Provident Financial Plc (PFG), the U.K.’s biggest subprime lender, fell in London trading after saying loan arrears are mounting as rising utility bills hurt customers’ finances.
Shares in Provident slid as much as 7 percent, the most since April 23, and fell 5.6 percent to 1,588 pence as of 3:20 p.m. in London trading, giving the company a market value of 2.2 billion pounds ($3.4 billion). The shares closed at a record 1,683 pence yesterday.
“Household incomes continue to be adversely affected by the persistent rise in day-to-day living costs,” Provident, based in Bradford, England, said in a statement today. “A consequence of the weaker demand through the first quarter is that those existing customers not wishing to take further credit have had less incentive to bring their accounts up to date.”

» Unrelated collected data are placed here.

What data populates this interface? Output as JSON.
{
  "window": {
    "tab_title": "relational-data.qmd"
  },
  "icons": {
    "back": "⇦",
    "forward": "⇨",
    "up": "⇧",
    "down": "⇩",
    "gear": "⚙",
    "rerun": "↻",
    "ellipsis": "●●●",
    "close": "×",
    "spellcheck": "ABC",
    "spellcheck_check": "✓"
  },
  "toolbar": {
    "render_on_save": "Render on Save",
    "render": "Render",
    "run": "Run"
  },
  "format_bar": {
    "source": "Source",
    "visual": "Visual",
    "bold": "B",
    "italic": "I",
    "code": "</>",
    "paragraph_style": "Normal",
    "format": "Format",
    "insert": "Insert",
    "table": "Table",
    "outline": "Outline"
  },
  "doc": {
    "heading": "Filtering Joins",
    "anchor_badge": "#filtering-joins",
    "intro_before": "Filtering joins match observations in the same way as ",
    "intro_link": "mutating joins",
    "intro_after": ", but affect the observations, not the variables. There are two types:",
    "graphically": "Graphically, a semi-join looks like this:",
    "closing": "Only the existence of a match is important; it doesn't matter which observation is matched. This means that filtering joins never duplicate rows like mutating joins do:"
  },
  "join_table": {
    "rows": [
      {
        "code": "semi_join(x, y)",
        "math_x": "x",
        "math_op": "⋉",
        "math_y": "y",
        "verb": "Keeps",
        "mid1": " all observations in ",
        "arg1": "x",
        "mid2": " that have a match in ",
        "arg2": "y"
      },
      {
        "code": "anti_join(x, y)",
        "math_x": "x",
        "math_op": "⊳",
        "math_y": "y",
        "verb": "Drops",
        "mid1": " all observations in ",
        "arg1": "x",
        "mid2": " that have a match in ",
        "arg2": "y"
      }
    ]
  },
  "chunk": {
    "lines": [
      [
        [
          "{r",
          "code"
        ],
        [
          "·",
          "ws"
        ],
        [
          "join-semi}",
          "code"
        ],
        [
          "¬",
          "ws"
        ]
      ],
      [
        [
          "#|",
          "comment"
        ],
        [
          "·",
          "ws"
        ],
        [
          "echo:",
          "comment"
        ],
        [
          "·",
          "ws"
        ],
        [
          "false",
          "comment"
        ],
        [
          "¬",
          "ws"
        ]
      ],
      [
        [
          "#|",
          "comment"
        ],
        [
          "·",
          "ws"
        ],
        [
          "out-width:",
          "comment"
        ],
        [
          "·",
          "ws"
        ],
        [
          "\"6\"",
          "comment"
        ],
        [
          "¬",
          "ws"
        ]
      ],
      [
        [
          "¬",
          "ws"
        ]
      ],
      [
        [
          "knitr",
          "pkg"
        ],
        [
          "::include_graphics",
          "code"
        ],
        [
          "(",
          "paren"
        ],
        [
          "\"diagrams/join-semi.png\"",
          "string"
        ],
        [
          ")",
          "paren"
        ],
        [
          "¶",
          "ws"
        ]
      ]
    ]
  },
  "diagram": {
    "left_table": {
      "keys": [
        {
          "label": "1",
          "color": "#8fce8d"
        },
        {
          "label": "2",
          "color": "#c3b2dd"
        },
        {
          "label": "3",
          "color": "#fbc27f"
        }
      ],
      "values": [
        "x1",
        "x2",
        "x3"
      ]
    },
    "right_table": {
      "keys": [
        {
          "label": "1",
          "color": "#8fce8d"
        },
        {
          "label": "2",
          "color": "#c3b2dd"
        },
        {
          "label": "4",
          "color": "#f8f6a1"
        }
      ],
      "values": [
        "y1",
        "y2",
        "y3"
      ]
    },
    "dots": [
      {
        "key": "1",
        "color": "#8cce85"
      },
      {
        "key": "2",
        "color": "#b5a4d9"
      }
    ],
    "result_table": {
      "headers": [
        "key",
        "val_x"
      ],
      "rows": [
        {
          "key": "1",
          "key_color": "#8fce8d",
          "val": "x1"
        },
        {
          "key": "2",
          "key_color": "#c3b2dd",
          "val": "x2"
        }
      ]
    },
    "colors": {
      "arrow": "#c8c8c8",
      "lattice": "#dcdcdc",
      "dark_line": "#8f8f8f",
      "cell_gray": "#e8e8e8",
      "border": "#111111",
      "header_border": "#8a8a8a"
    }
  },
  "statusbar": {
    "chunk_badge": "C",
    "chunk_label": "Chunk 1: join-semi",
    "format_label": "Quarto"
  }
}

Impaired loans rose to 35 percent of annualized revenue at the end of the first quarter, up from 33 percent for 2012, according to the statement.
The company said it was still on track to meet its internal plans after growth in the Vanquis credit-card division offset weakness in consumer credit. Provident is focusing on expanding Vanquis, which caters for customers who have been turned away by main-street banks. The lender typically has a 39.9 percent annual charge for its cards.
Provident also said Chairman John van Kuffeler will retire in January and be replaced by Manjit Wolstenholme. Van Kuffeler, the former chief executive officer, became chairman in 1997.